Many of the newly-created infantry units “are probably deploying with MT-LB armored vehicles taken from long-term storage as their primary transport,” the UK said. 

UN Says Ukraine Shares Blame in Nursing Home Deaths: AP (6:17 a.m.)

A United Nations report has found that Ukraine’s armed forces bear a large, and perhaps equal, share of the blame for an attack on a nursing home in Stara Krasnyanka, Luhansk, in early March, that killed dozens of elderly and disabled patients, the Associated Press reported.  

Ukrainian soldiers took up positions inside the facilities a few days before the attack by Kremlin-backed rebels, making the building a target, according to the UN. 

Dozens of patients, many of them bedridden, were killed when fire swept through the nursing home after Russia’s assault started a blaze. 

Biden Speaks to Sister of Former Marine Detained in Russia (2:30 a.m)

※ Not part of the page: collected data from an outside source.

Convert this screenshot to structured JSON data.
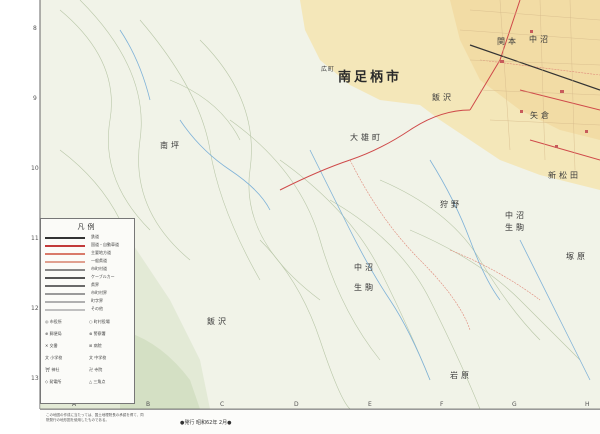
{
  "map": {
    "city_label": "南足柄市",
    "places": {
      "hirocho": "広町",
      "kokuzawa": "飯沢",
      "daiyucho": "大雄町",
      "minamihira": "南坪",
      "kariyano": "狩野",
      "nakanuma_label": "中沼",
      "ikoma_1": "生駒",
      "nakanuma_2": "中沼",
      "ikoma_2": "生駒",
      "tsukahara": "塚原",
      "iizawa": "飯沢",
      "sekimoto": "関本",
      "nakanuma_top": "中沼",
      "yagura": "矢倉",
      "iwahara": "岩原",
      "shinmatsuda": "新松田"
    },
    "grid_letters": [
      "A",
      "B",
      "C",
      "D",
      "E",
      "F",
      "G",
      "H"
    ],
    "grid_numbers": [
      "8",
      "9",
      "10",
      "11",
      "12",
      "13"
    ]
  },
  "legend": {
    "title": "凡例",
    "rows": [
      {
        "label": "鉄道",
        "color": "#333333"
      },
      {
        "label": "国道・自動車道",
        "color": "#c23a3a"
      },
      {
        "label": "主要地方道",
        "color": "#d97a6a"
      },
      {
        "label": "一般県道",
        "color": "#e0a090"
      },
      {
        "label": "市町村道",
        "color": "#888888"
      },
      {
        "label": "ケーブルカー",
        "color": "#555555"
      },
      {
        "label": "県界",
        "color": "#6a6a6a"
      },
      {
        "label": "市町村界",
        "color": "#9a9a9a"
      },
      {
        "label": "町字界",
        "color": "#b0b0b0"
      },
      {
        "label": "その他",
        "color": "#c0c0c0"
      }
    ],
    "symbols": [
      "◎ 市役所",
      "○ 町村役場",
      "⊕ 郵便局",
      "⊗ 警察署",
      "✕ 交番",
      "⊞ 病院",
      "文 小学校",
      "文 中学校",
      "⛩ 神社",
      "卍 寺院",
      "◇ 発電所",
      "△ 三角点"
    ]
  },
  "footer": {
    "note": "この地図の作成に当たっては、国土地理院長の承認を得て、同院発行の地形図を使用したものである。",
    "code": "●発行 昭和62年 2月●"
  }
}
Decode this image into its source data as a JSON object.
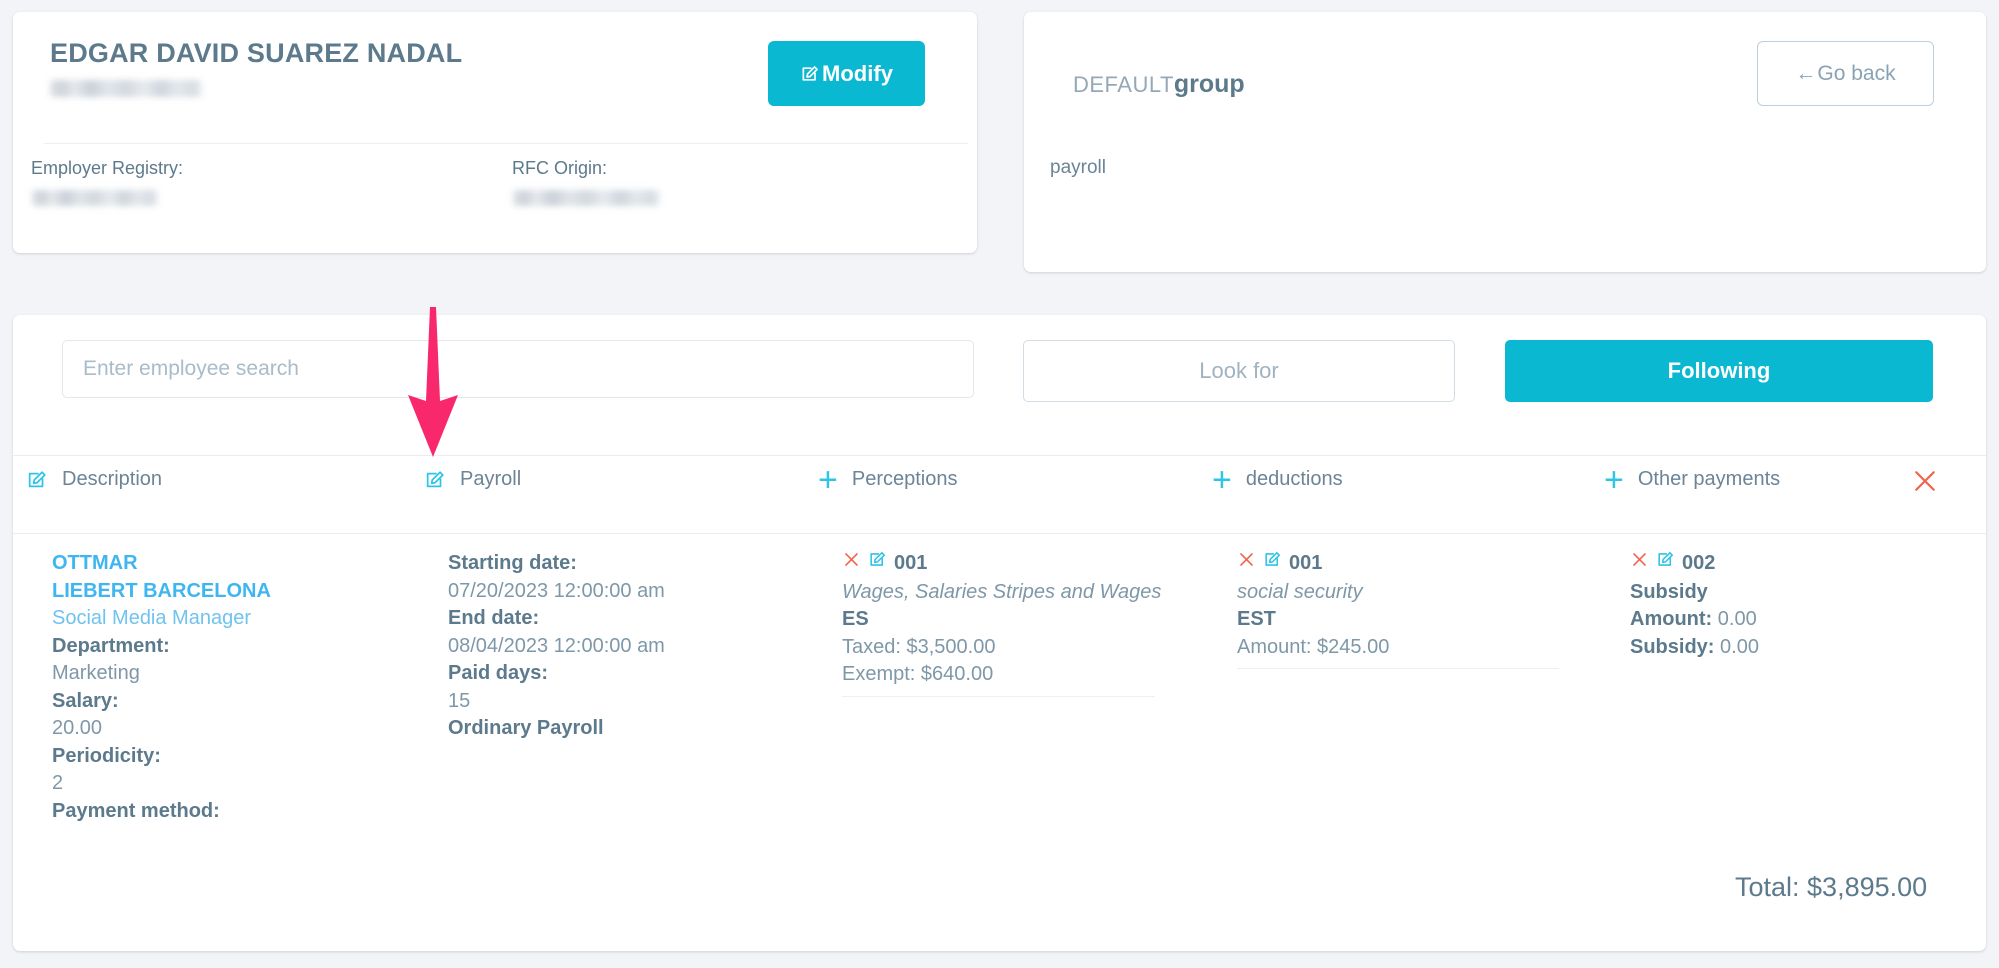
{
  "employee_card": {
    "name": "EDGAR DAVID SUAREZ NADAL",
    "employer_registry_label": "Employer Registry:",
    "rfc_origin_label": "RFC Origin:",
    "modify_button": "Modify",
    "modify_icon": "edit-square-pencil-icon"
  },
  "group_card": {
    "title_prefix": "DEFAULT",
    "title_main": "group",
    "subtitle": "payroll",
    "go_back_button": "Go back",
    "go_back_icon": "arrow-left-icon"
  },
  "search_row": {
    "search_placeholder": "Enter employee search",
    "search_value": "",
    "look_for_button": "Look for",
    "following_button": "Following"
  },
  "table": {
    "columns": [
      {
        "label": "Description",
        "icon": "edit-square-pencil-icon"
      },
      {
        "label": "Payroll",
        "icon": "edit-square-pencil-icon"
      },
      {
        "label": "Perceptions",
        "icon": "plus-icon"
      },
      {
        "label": "deductions",
        "icon": "plus-icon"
      },
      {
        "label": "Other payments",
        "icon": "plus-icon"
      }
    ],
    "close_icon": "close-x-icon",
    "description_cell": {
      "employee_first_line": "OTTMAR",
      "employee_second_line": "LIEBERT BARCELONA",
      "role": "Social Media Manager",
      "department_label": "Department:",
      "department_value": "Marketing",
      "salary_label": "Salary:",
      "salary_value": "20.00",
      "periodicity_label": "Periodicity:",
      "periodicity_value": "2",
      "payment_method_label": "Payment method:"
    },
    "payroll_cell": {
      "starting_date_label": "Starting date:",
      "starting_date_value": "07/20/2023 12:00:00 am",
      "end_date_label": "End date:",
      "end_date_value": "08/04/2023 12:00:00 am",
      "paid_days_label": "Paid days:",
      "paid_days_value": "15",
      "payroll_type": "Ordinary Payroll"
    },
    "perceptions_cell": {
      "code": "001",
      "description": "Wages, Salaries Stripes and Wages",
      "type": "ES",
      "taxed": "Taxed: $3,500.00",
      "exempt": "Exempt: $640.00",
      "delete_icon": "close-x-icon",
      "edit_icon": "edit-square-pencil-icon"
    },
    "deductions_cell": {
      "code": "001",
      "description": "social security",
      "type": "EST",
      "amount": "Amount: $245.00",
      "delete_icon": "close-x-icon",
      "edit_icon": "edit-square-pencil-icon"
    },
    "other_payments_cell": {
      "code": "002",
      "description": "Subsidy",
      "amount_label": "Amount:",
      "amount_value": "0.00",
      "subsidy_label": "Subsidy:",
      "subsidy_value": "0.00",
      "delete_icon": "close-x-icon",
      "edit_icon": "edit-square-pencil-icon"
    },
    "total": "Total: $3,895.00"
  },
  "annotation": {
    "arrow": "down-arrow-annotation",
    "color": "#f9276b"
  },
  "colors": {
    "accent": "#0ab8d2",
    "icon_blue": "#2ec4e6",
    "link_blue": "#3fb6f0",
    "text": "#5c7a8c",
    "muted": "#7e98a8",
    "danger": "#f4614a",
    "background": "#f2f4f7"
  }
}
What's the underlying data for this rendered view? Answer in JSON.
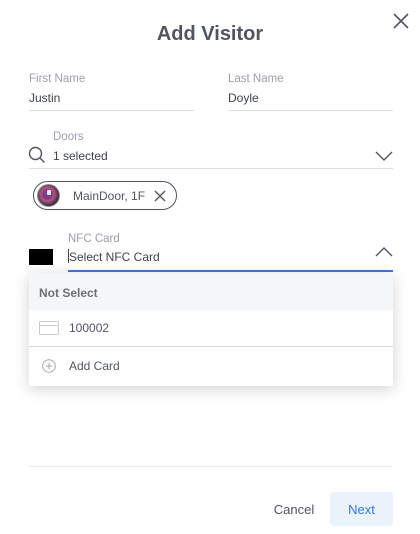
{
  "dialog": {
    "title": "Add Visitor"
  },
  "form": {
    "first_name": {
      "label": "First Name",
      "value": "Justin"
    },
    "last_name": {
      "label": "Last Name",
      "value": "Doyle"
    },
    "doors": {
      "label": "Doors",
      "value": "1 selected"
    },
    "door_chip": {
      "label": "MainDoor, 1F"
    },
    "nfc_card": {
      "label": "NFC Card",
      "placeholder": "Select NFC Card"
    }
  },
  "dropdown": {
    "header": "Not Select",
    "items": [
      {
        "label": "100002",
        "icon": "card-icon"
      },
      {
        "label": "Add Card",
        "icon": "plus-circle-icon"
      }
    ]
  },
  "footer": {
    "cancel_label": "Cancel",
    "next_label": "Next"
  },
  "colors": {
    "accent": "#3a7bd5",
    "primary_button_bg": "#eaf2fc",
    "text": "#50555f"
  }
}
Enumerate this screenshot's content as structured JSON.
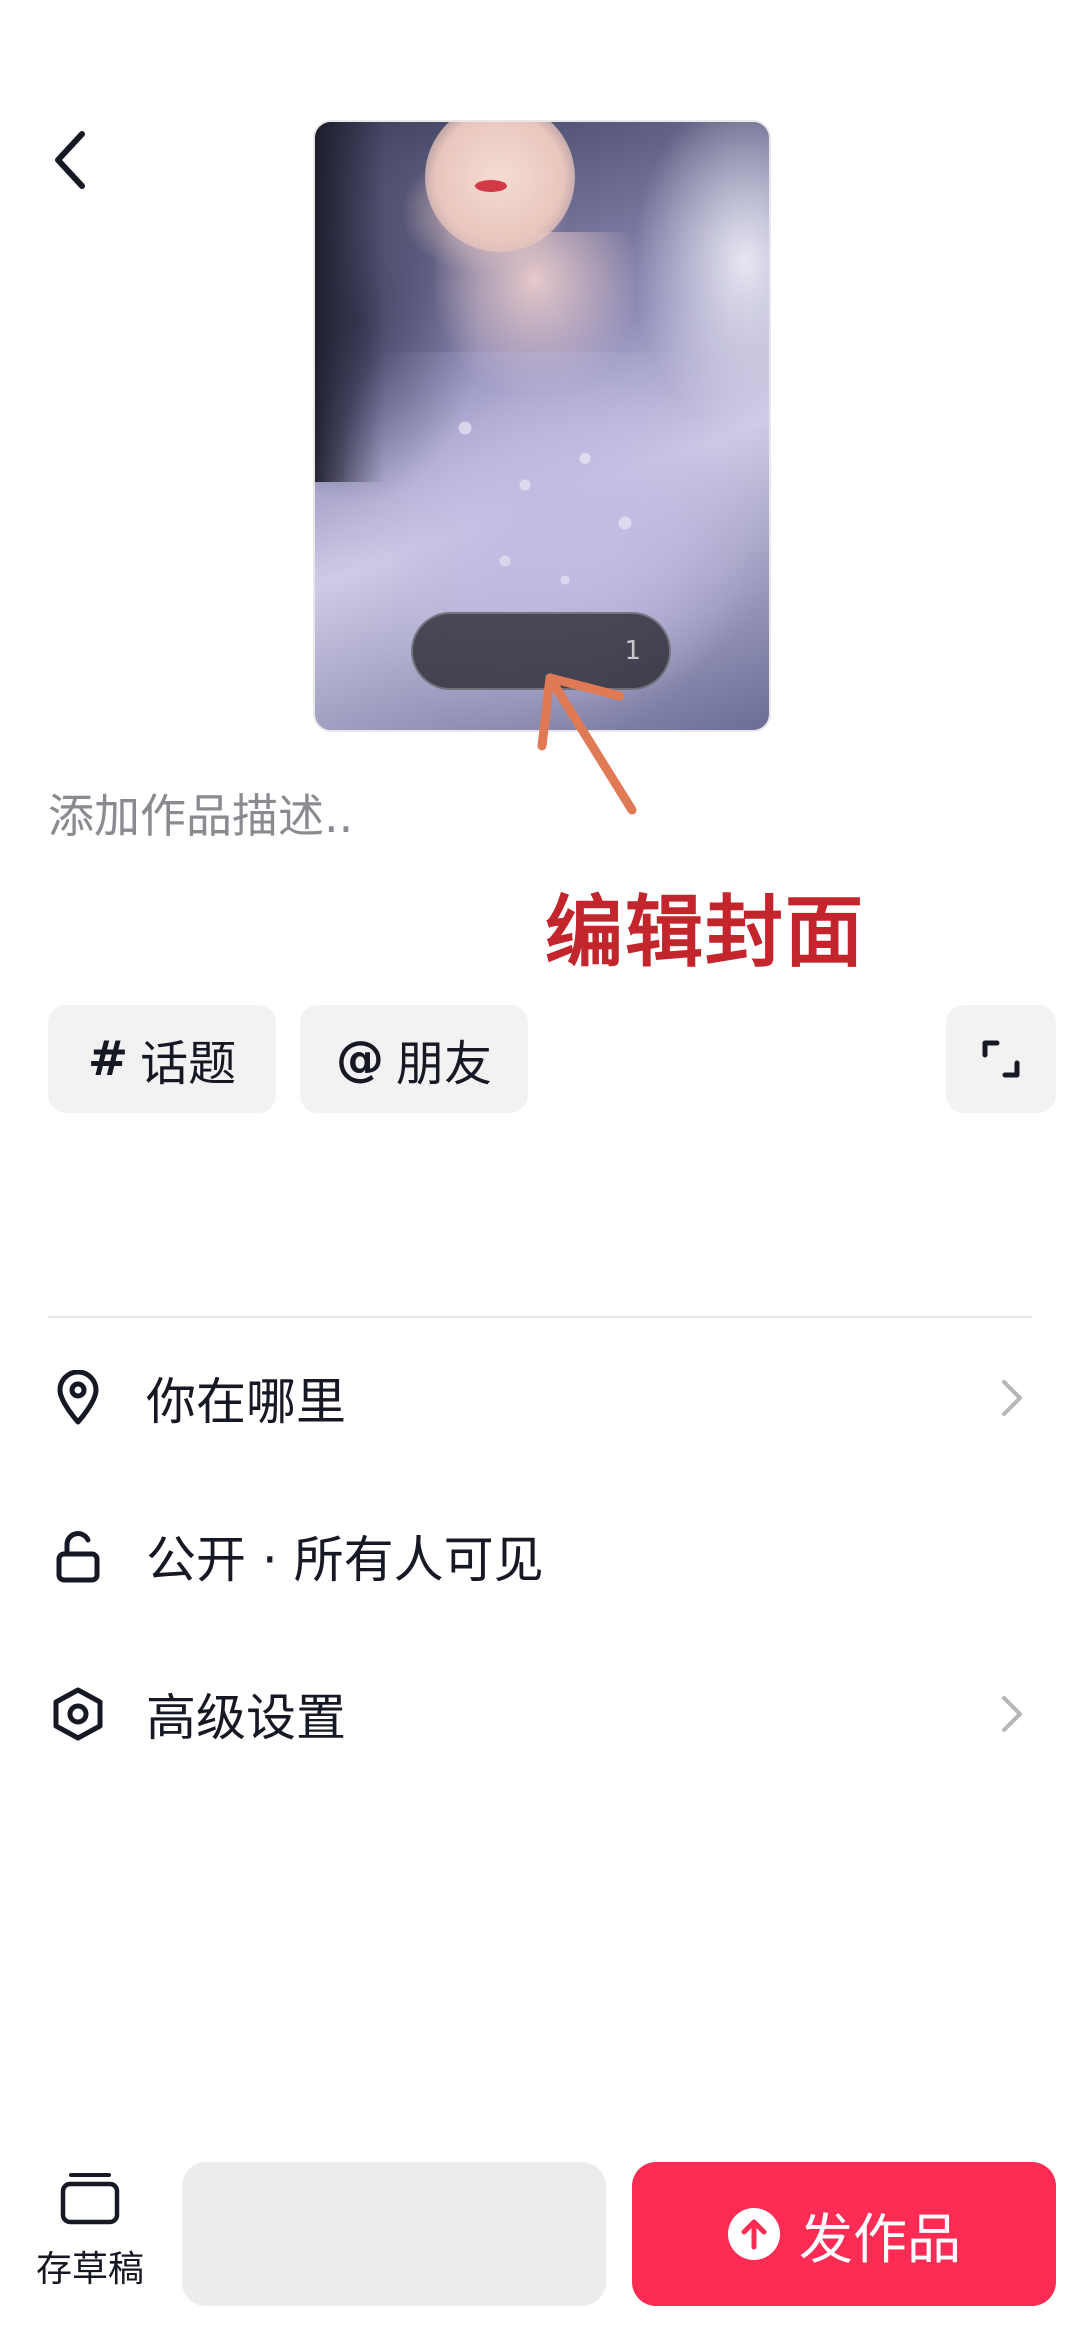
{
  "description": {
    "placeholder": "添加作品描述.."
  },
  "annotation": {
    "text": "编辑封面"
  },
  "cover": {
    "pill_text": "1"
  },
  "tags": {
    "topic": {
      "symbol": "#",
      "label": "话题"
    },
    "friend": {
      "symbol": "@",
      "label": "朋友"
    }
  },
  "settings": [
    {
      "label": "你在哪里",
      "icon": "location-pin-icon"
    },
    {
      "label": "公开 · 所有人可见",
      "icon": "unlock-icon"
    },
    {
      "label": "高级设置",
      "icon": "hexagon-settings-icon"
    }
  ],
  "bottom": {
    "draft_label": "存草稿",
    "publish_label": "发作品"
  },
  "colors": {
    "accent": "#fe2c55",
    "annotation": "#c2252c"
  }
}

President Joe Biden spoke Friday to the sister of a former Marine detained in Russia after facing demands from advocates to do more for him and other US citizens entangled in the country’s legal system.

Paul Whelan was arrested in Moscow in 2018 and convicted of espionage in 2020. He denies the charges. The president, in a telephone call, assured his sister Elizabeth Whelan of his commitment to bringing her brother and the other detained Americans back to the US, a White House official said. 

Biden Praises CIA (11:45 p.m.)

Biden praised the Central Intelligence Agency’s efforts to expose Russia’s plans to invade Ukraine, telling the staff that they had “punched a gigantic hole” in President Vladimir Putin’s objectives. 

“It was thanks to the incredible work of our intelligence professionals that we were able to forewarn the world what Vladimir Putin was planning in Ukraine,” Biden said during his first visit as president to CIA headquarters in Langley, Virginia. “We saw what he was doing. You saw it, the forces he was amassing, the plans he was making.”

In the prelude to Russia’s Feb. 24 invasion of Ukraine, Biden and administration officials publicized the typically secretive work of the CIA, in an effort to warn Kyiv and the rest of the world of Putin’s intentions.

US Providing High-Precision Ammo in $400 Million Package (7:30 p.m.)

The US announced an additional $400 million in military aid for Ukraine, which will include four High Mobility Artillery Rocket Systems (HIMARS) and high-precision ammunition allowing its forces to strike deeper and more accurately behind Russia’s front lines, according to a senior defense official. Ukraine will have a total of 12 HIMARS after the new units arrive, the official said.

The latest US aid package includes 1,000 155mm artillery rounds as well as three tactical vehicles for equipment recovery, the official said in a briefing for reporters. The official declined to say if the ammunition was GPS-guided Excalibur artillery shells.